Namun dengan berlakunya Undang-Undang Nomor 1 Tahun 2022 dan perkembangan masyarakat Peraturan Daerah diatas sudah tidak sesuai lagi sehingga perlu dicabut dan diganti dengan Peraturan Daerah baru yang melaksanakan amanat peraturan perundang-undangan yang lebih tinggi, lebih aspiratif yang mengakomodir kondisi dan kebutuhan Daerah.
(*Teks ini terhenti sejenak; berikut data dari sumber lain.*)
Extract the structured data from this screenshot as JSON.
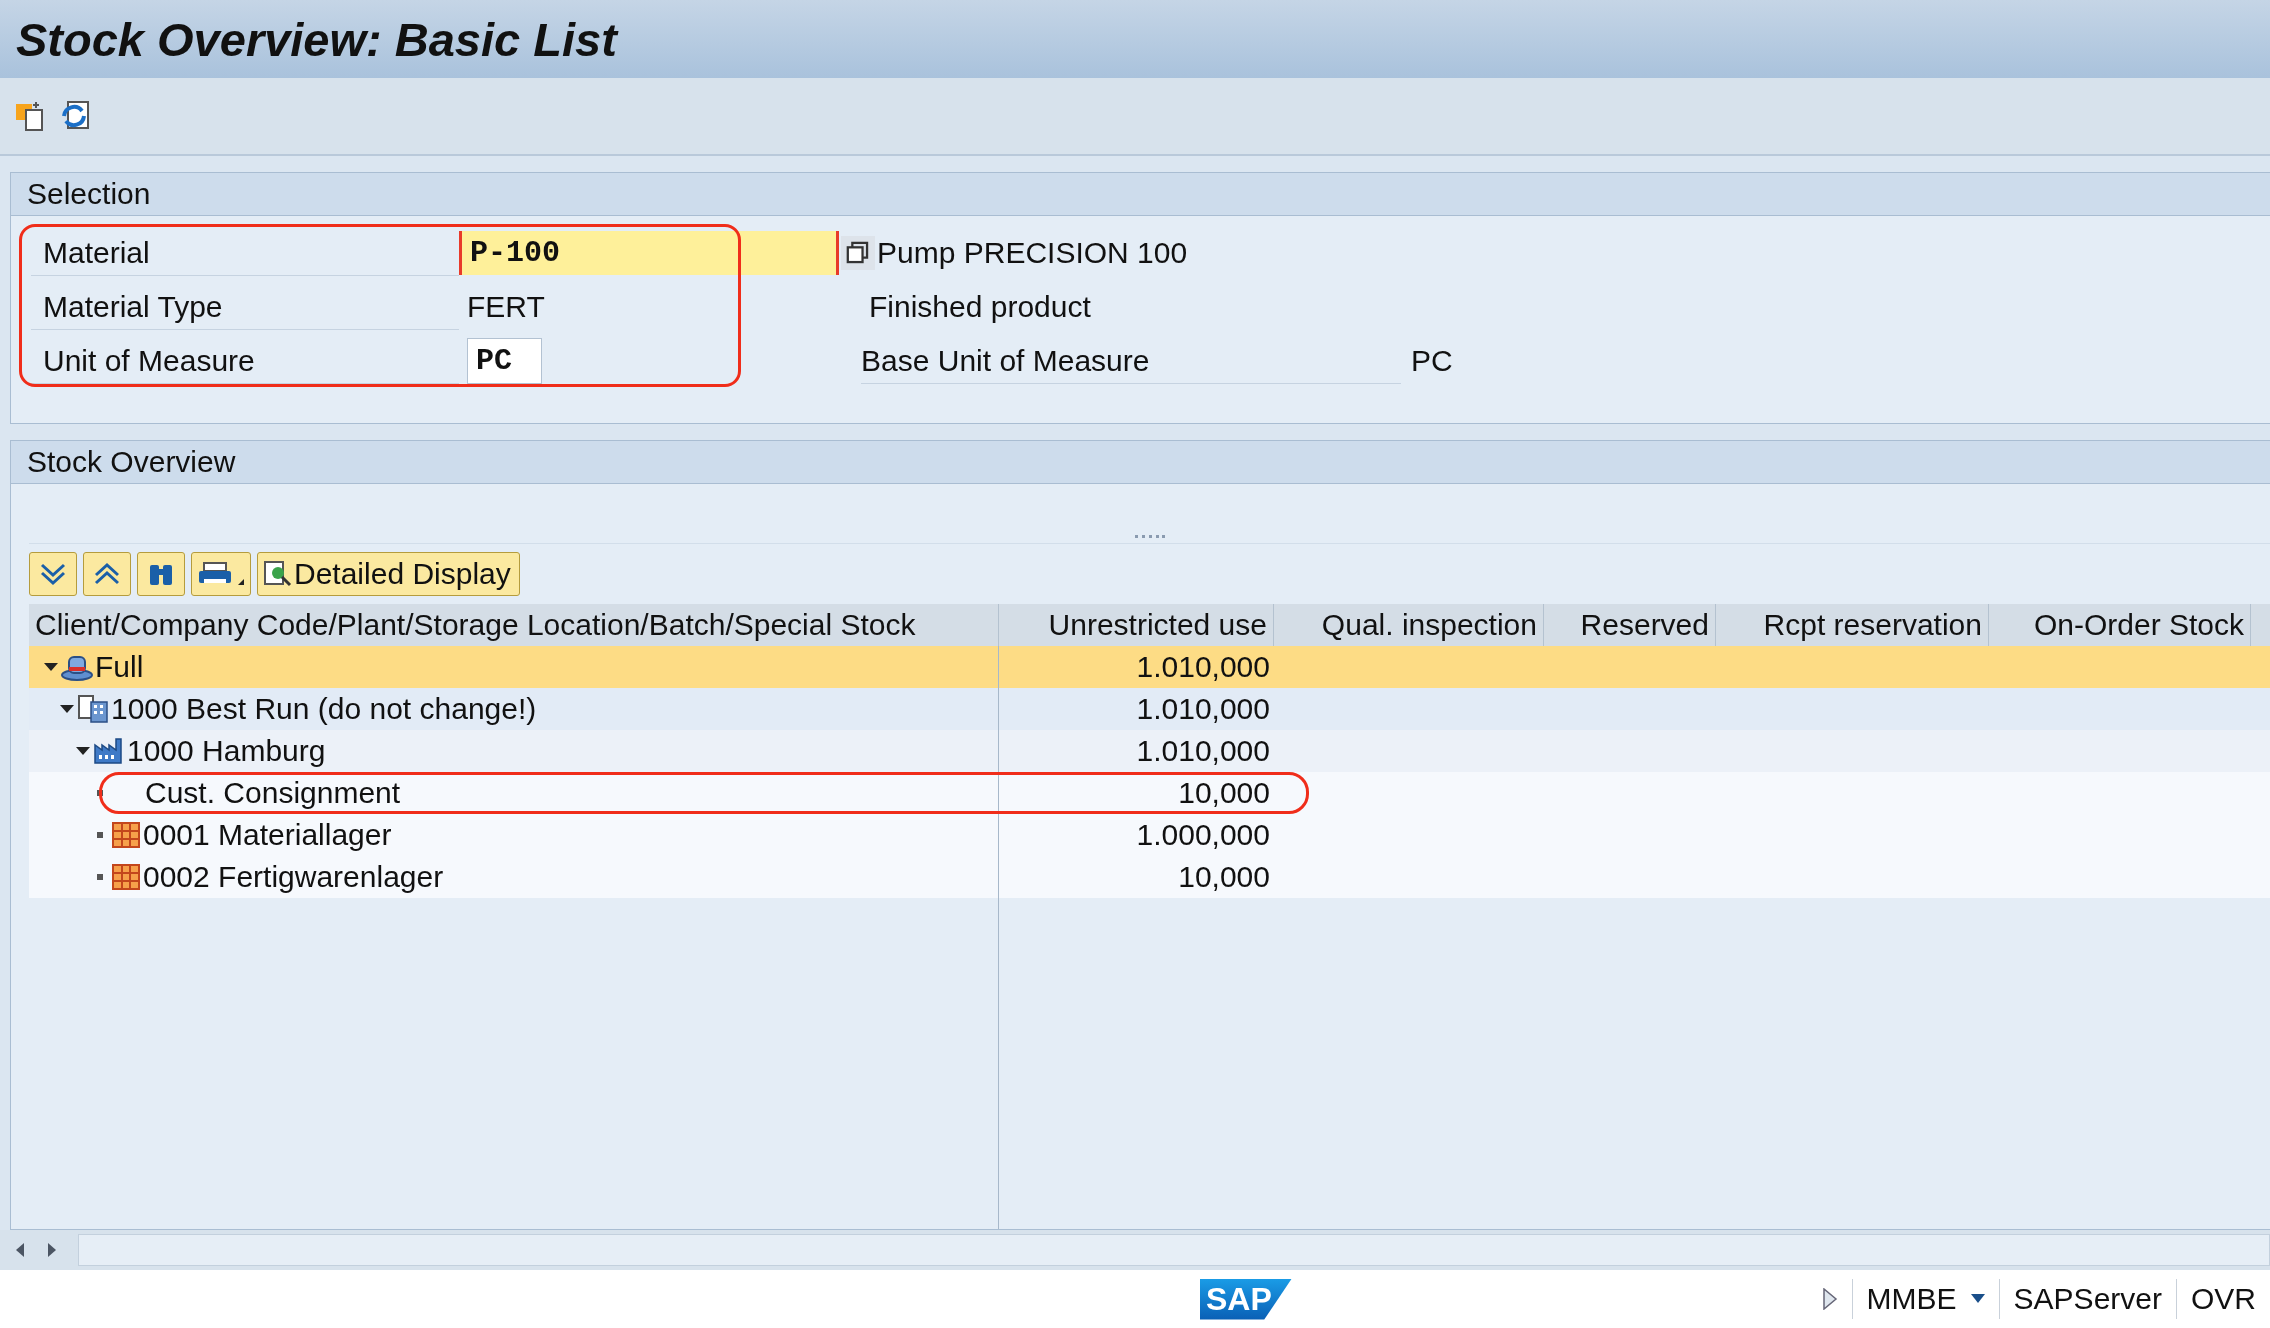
{
  "window": {
    "title": "Stock Overview: Basic List"
  },
  "selection": {
    "title": "Selection",
    "highlighted": true,
    "material": {
      "label": "Material",
      "value": "P-100",
      "focused": true,
      "description": "Pump PRECISION 100"
    },
    "material_type": {
      "label": "Material Type",
      "value": "FERT",
      "description": "Finished product"
    },
    "unit": {
      "label": "Unit of Measure",
      "value": "PC",
      "base_label": "Base Unit of Measure",
      "base_value": "PC"
    }
  },
  "overview": {
    "title": "Stock Overview",
    "detail_button": "Detailed Display",
    "columns": [
      "Client/Company Code/Plant/Storage Location/Batch/Special Stock",
      "Unrestricted use",
      "Qual. inspection",
      "Reserved",
      "Rcpt reservation",
      "On-Order Stock"
    ],
    "tree": [
      {
        "kind": "client",
        "label": "Full",
        "unrestricted": "1.010,000",
        "expanded": true,
        "selected": true,
        "highlighted": false,
        "children": [
          {
            "kind": "company",
            "label": "1000 Best Run (do not change!)",
            "unrestricted": "1.010,000",
            "expanded": true,
            "selected": false,
            "highlighted": false,
            "children": [
              {
                "kind": "plant",
                "label": "1000 Hamburg",
                "unrestricted": "1.010,000",
                "expanded": true,
                "selected": false,
                "highlighted": false,
                "children": [
                  {
                    "kind": "special",
                    "label": "Cust. Consignment",
                    "unrestricted": "10,000",
                    "selected": false,
                    "highlighted": true
                  },
                  {
                    "kind": "storage",
                    "label": "0001 Materiallager",
                    "unrestricted": "1.000,000",
                    "selected": false,
                    "highlighted": false
                  },
                  {
                    "kind": "storage",
                    "label": "0002 Fertigwarenlager",
                    "unrestricted": "10,000",
                    "selected": false,
                    "highlighted": false
                  }
                ]
              }
            ]
          }
        ]
      }
    ]
  },
  "status_bar": {
    "logo": "SAP",
    "transaction": "MMBE",
    "server": "SAPServer",
    "mode": "OVR"
  }
}
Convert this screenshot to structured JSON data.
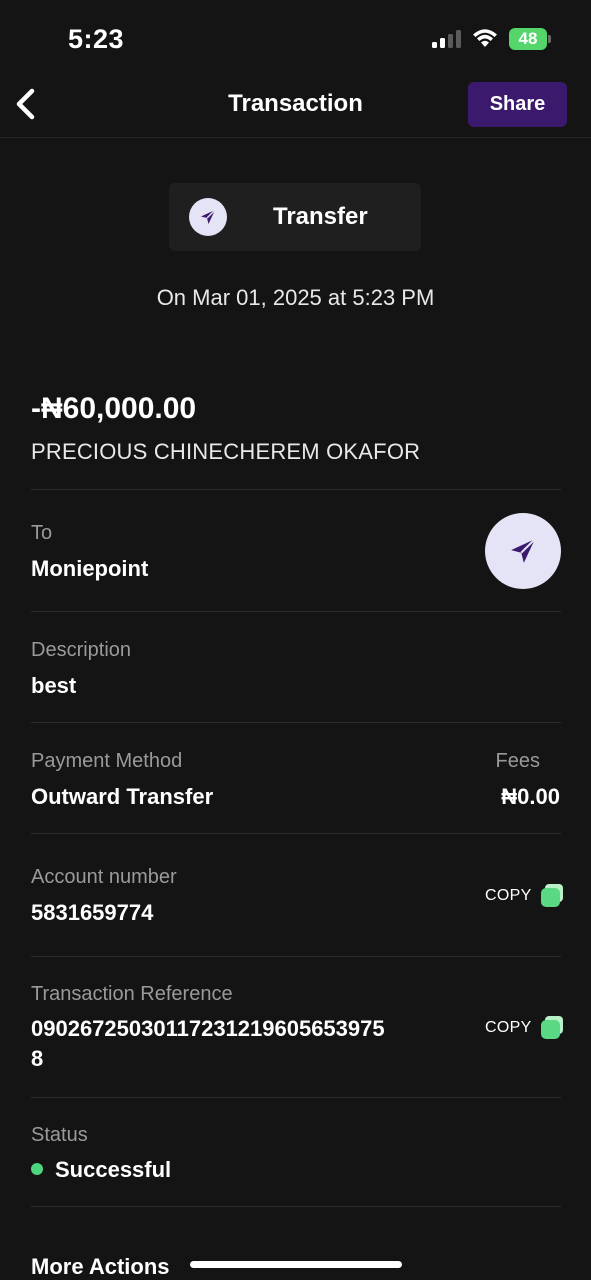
{
  "status_bar": {
    "time": "5:23",
    "battery_level": "48",
    "battery_color": "#55d66b",
    "icons": [
      "signal-icon",
      "wifi-icon",
      "battery-charging-icon"
    ]
  },
  "header": {
    "title": "Transaction",
    "share_label": "Share",
    "share_color": "#3b1a6e",
    "back_icon": "chevron-left-icon"
  },
  "transaction": {
    "type_label": "Transfer",
    "type_icon": "paper-plane-icon",
    "date": "On Mar 01, 2025 at 5:23 PM",
    "amount": "-₦60,000.00",
    "beneficiary": "PRECIOUS CHINECHEREM OKAFOR"
  },
  "details": {
    "to_label": "To",
    "to_value": "Moniepoint",
    "description_label": "Description",
    "description_value": "best",
    "payment_method_label": "Payment Method",
    "payment_method_value": "Outward Transfer",
    "fees_label": "Fees",
    "fees_value": "₦0.00",
    "account_number_label": "Account number",
    "account_number_value": "5831659774",
    "reference_label": "Transaction Reference",
    "reference_line1": "09026725030117231219605653975",
    "reference_line2": "8",
    "copy_label": "COPY",
    "status_label": "Status",
    "status_value": "Successful",
    "status_color": "#4ed67f"
  },
  "footer": {
    "more_actions": "More Actions"
  }
}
Peraturan Daerah tentang Pajak Daerah dan Retribusi Daerah ini diharapkan mampu meningkatkan pendapatan daerah guna meningkatkan pelayanan kepada masyarakat, dan meningkatkan pertumbuhan perekonomian Daerah guna penyelenggaraan pembangunan Daerah.

II. PASAL DEMI PASAL

Pasal 1
Cukup jelas.

Pasal 2
Cukup jelas.

Pasal 3
Cukup jelas.

Pasal 4
Ayat (1)
Cukup jelas.

Ayat (2)
Cukup jelas.

Ayat (3)
Huruf a
Cukup jelas.

Huruf b
Cukup jelas.

Huruf c
Cukup jelas.

Huruf d
Cukup jelas.

Huruf e
Cukup jelas.

Huruf f
Cukup jelas.

Huruf g
Yang dimaksud dengan "Bumi dan/atau Bangunan untuk jalur kereta api, moda raya terpadu (Mass Rapid Transit), lintas raya terpadu (Light Rail Transit), atau yang sejenis" adalah jalur rel yang digunakan sebagai infrastruktur perhubungan untuk moda berbasis rel dimaksud, tidak termasuk area lain pada stasiun seperti kantor, gedung parkir, lounge, fasilitas makan/minum, dan fasilitas hiburan di stasiun.

Huruf h
Cukup jelas.

Huruf i
Cukup jelas.

Pasal 5
Cukup jelas.

Pasal 6
Cukup jelas.

Pasal 7
Ayat (1)
Cukup jelas.

Ayat (2)
Huruf a
Contoh pertimbangan berdasarkan kenaikan NJOP hasil penilaian misal, dalam hal pemerintah daerah melakukan pemuktahiran NJOP dan menyebabkan kenaikan NJOP yang sangat signifikan, maka dapat diberikan persentase dasar pengenaan PBB-P2 yang dapat disesuaikan secara bertahap.

Huruf b
Contoh pertimbangan berdasarkan bentuk pemanfaatan objek pajak misal, objek pajak yang digunakan semata-mata untuk tempat tinggal, persentase dasar pengenaan PBB-P2-nya akan lebih rendah dibandingkan dengan objek pajak yang digunakan untuk keperluan komersial.

Huruf c
Contoh pertimbangan berdasarkan klasterisasi NJOP dalam satu wilayah Kota misal, Kota A dapat menyusun klasterisasi sebagai berikut:
  1. NJOP < Rp X juta maka persentase dasar pengenaan PBB-P2 sebesar 60%;
  2. NJOP Rp X juta - Rp Y miliar maka persentase dasar pengenaan PBB-P2 sebesar 80%;
  3. NJOP > Rp Y miliar maka persentase dasar pengenaan PBB-P2 sebesar 100%.
Ayat (3)
Cukup jelas.

Pasal 8
Cukup jelas.

Pasal 9
Ayat (1)
Cukup jelas.

Ayat (2)
Cukup jelas.

Ayat (3)
Cukup jelas.

Ayat (4)
Cukup jelas.

Ayat (5)
Contoh pemungutan PBB-P2 atas Tol A yang membentang dari daratan yang berada di Kota X hingga daratan yang berada di
 
Kabupaten Y dan melintasi wilayah perairan laut diantara dua kota/kabupaten tersebut, atas Bumi dan/atau bangunan Tol A dapat dipungut PBB-P2 oleh Kota X dan Kabupaten Y.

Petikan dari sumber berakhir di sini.